The two satellites – NOAA always operates one in the East and one in the West – take images that frequently end up in local television weather forecasts all over the country. Satellite imaging is particularly important in forecasting severe weather – the kind that leads to blizzards, tornadoes and hurricanes.
Last year, GOES-13 proved highly useful to meteorologists during the Hurricane Sandy saga, sending 1,200 images to NOAA forecasters from Oct. 20-31 as Hurricane Sandy gained steam and slammed into the East Coast. Data from those satellites is also fed into computer models that help predict weather.
Yet if problems plaguing GOES-13 are not fixable, NOAA’s current fleet of geostationary satellites begins to get awfully thin.

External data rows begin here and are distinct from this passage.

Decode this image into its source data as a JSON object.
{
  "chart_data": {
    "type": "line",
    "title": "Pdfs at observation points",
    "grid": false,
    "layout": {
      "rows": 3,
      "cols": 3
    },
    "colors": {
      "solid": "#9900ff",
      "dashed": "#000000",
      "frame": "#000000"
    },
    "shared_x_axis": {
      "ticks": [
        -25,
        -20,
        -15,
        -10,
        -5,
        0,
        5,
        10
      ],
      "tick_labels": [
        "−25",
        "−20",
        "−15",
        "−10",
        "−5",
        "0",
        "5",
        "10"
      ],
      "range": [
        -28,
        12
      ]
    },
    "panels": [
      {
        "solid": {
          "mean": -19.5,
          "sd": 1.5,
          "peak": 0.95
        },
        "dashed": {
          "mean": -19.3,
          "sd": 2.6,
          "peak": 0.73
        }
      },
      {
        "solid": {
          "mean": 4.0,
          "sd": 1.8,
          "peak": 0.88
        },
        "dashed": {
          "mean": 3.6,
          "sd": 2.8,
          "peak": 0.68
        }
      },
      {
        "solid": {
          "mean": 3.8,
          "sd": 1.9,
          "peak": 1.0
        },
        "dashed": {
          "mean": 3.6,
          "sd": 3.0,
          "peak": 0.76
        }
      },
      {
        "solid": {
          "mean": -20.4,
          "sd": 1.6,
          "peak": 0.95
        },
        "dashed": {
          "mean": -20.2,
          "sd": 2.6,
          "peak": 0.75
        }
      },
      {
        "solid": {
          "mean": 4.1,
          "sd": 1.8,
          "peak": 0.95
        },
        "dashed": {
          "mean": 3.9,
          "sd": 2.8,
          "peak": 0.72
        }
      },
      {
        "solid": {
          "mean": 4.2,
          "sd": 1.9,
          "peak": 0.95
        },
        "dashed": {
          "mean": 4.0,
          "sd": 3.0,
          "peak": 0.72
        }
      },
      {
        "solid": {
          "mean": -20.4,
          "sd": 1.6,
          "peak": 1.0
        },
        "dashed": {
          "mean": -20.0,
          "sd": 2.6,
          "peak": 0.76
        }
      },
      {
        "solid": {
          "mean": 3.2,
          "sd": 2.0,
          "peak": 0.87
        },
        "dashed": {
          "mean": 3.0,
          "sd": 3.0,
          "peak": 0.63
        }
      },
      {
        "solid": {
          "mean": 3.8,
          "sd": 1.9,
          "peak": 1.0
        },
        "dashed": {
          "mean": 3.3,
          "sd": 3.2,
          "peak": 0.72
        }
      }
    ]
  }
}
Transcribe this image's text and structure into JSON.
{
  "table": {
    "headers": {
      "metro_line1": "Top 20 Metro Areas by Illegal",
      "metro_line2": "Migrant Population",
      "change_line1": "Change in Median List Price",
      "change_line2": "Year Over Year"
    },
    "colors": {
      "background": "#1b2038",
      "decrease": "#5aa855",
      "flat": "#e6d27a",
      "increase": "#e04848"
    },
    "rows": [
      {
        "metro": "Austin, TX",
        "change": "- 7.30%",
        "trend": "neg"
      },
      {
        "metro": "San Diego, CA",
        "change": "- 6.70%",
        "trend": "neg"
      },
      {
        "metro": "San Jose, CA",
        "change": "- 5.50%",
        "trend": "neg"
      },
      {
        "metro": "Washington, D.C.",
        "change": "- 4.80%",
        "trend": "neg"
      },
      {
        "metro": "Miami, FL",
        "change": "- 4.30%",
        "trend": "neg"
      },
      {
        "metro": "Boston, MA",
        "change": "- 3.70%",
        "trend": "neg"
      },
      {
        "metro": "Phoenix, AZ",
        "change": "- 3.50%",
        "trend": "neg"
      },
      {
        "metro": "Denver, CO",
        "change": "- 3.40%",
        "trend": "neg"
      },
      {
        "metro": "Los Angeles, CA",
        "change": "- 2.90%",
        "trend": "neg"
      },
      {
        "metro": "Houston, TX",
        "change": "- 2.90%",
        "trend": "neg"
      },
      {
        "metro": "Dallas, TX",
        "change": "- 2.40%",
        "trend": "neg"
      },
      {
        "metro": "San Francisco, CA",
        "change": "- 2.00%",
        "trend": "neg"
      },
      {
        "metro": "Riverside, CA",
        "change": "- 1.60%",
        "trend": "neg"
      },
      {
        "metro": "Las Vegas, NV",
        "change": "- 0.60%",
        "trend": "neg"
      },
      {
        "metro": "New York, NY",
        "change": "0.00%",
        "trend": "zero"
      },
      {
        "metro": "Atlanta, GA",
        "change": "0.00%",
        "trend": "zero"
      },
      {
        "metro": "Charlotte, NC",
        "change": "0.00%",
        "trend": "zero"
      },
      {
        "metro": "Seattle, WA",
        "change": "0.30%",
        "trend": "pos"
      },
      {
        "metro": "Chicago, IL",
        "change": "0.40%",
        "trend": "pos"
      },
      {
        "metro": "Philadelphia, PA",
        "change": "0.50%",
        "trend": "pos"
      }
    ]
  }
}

NOAA has a $10.9 billion program in place to replace its fleet of geostationary satellites called GOES-R, yet that effort has come under fire from the agency’s inspector general and others. NOAA plans to launch the first of four GOES-R satellites in 2015.
NOAA also operates a fleet of polar-orbiting satellites much closer to Earth that aid in long-term weather forecasting and producing storm warnings, though the agency faces a gap in that satellite coverage after delays in developing and deploying replacements.